My build is 100 x 50 stud work, 95mm PIR between, and 11osb on the outside (glued and screw in place). The PIR will be tapped on the inside and eventually there will be cladding (probably 9mm ply) on the inside.

The outside of the 11mm OSB will be battened vertically and the horizontal weatherboard cladding fixed to this. Is there any benefit in wrapping the walls in building fabric?


----------



## Jones (19 May 2022)

Not really needed the OSB sheathing is a vapour barrier anyway and will be ok if some water gets behind the cladding and on to it as long as the cavity is ventilated. You could have missed out the OSB and saved a bit of cash.


----------



## eribaMotters (19 May 2022)

davethebb said:


> My build is 100 x 50 stud work, 95mm PIR between, and 11osb on the outside (glued and screw in place). The PIR will be tapped on the inside and eventually there will be cladding (probably 9mm ply) on the inside.
> 
> The outside of the 11mm OSB will be battened vertically and the horizontal weatherboard cladding fixed to this. Is there any benefit in wrapping the walls in building fabric?


I do like to hear when a job is being done correctly.

Colin


----------



## Jameshow (19 May 2022)

You could put the osb inside and fabric outside??


----------



## Fitzroy (19 May 2022)

If you can make the change as Jameshow mentions with OSB inside and fabric outside that would be the optimal solution.


----------



## MikeJhn (20 May 2022)

Look up "Canadian Rain Wall" for the definitive solution to a wooden building's construction.


----------



## Br5d (20 May 2022)

It really depends on how long you want it to last. Breather membrane will help protect the osb from water damage.


----------



## Jones (20 May 2022)

Br5d said:


> It really depends on how long you want it to last. Breather membrane will help protect the osb from water damage.
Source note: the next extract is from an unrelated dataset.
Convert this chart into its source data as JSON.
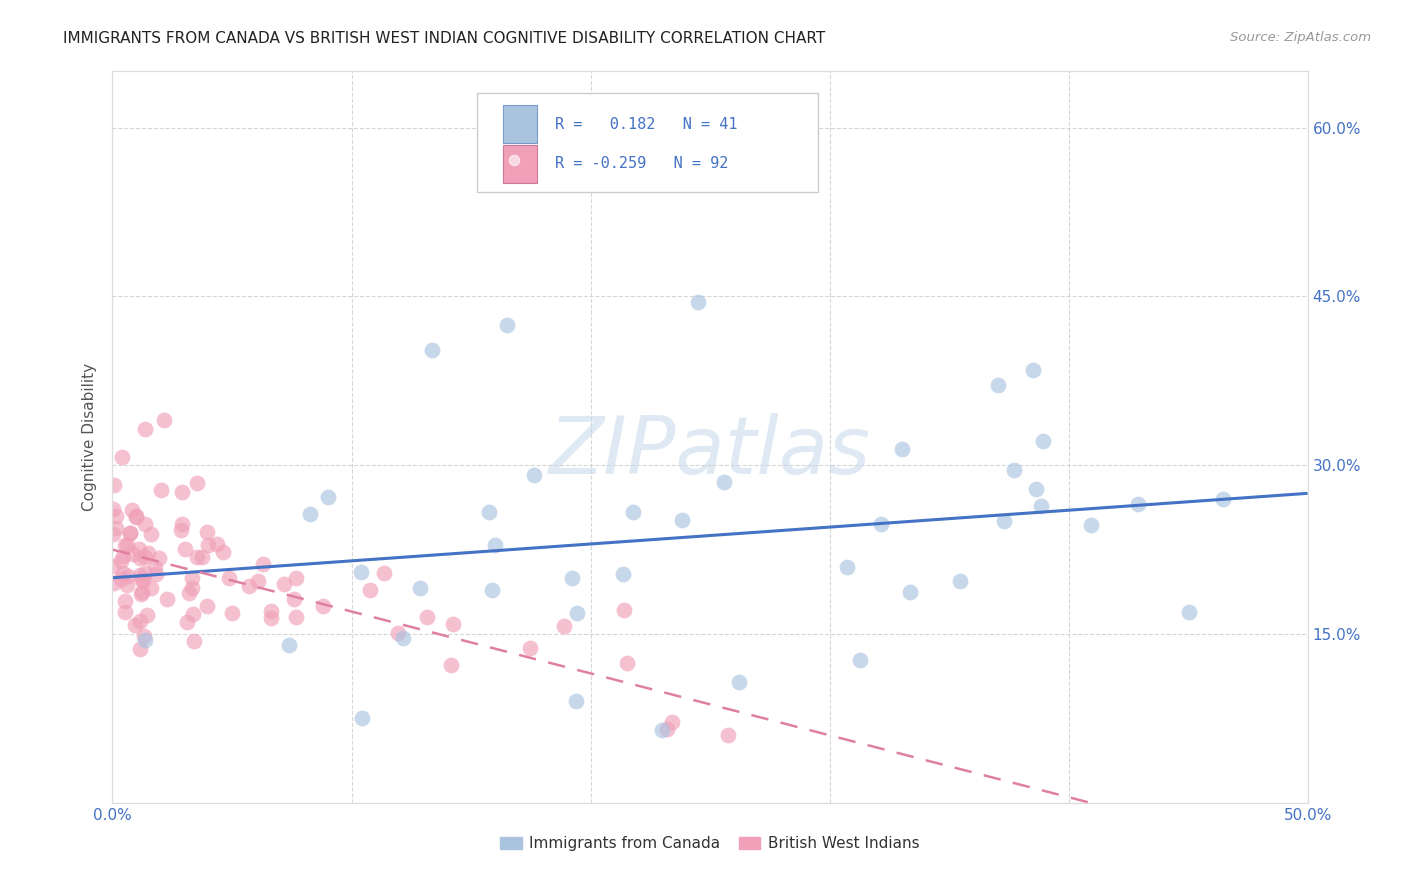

Or equally it may hold water against the OSB, when it's laid directly on boards not spaced off with battens this is more likely to happen. Cavity venting as per Canadian thing is important to reduce moisture in the cavity, insect mesh to the top and bottom is worthwhile to keep wasps out.


----------



## Lard (20 May 2022)

I don’t think I’d be using, or trusting, OSB as a vapour barrier, especially if used externally.

Counter batten and ventilated space for me every time.


----------



## PeterSH (20 May 2022)

I would use OSB 11mm on the inside and that is your vapour barrier. Not 100% but close enough for the workshop.

Then insulation between the studs.

Then wrap the outside of the stud work with a breather membrane which lets any trapped moisture escape.

Then batten and clad but not OSB on the outside as it's not breathable.


----------



## Molynoox (20 May 2022)

Anther added advantage of OSB on inside is it's easier to attach stuff to it.
No need for pattresses.
Martin


----------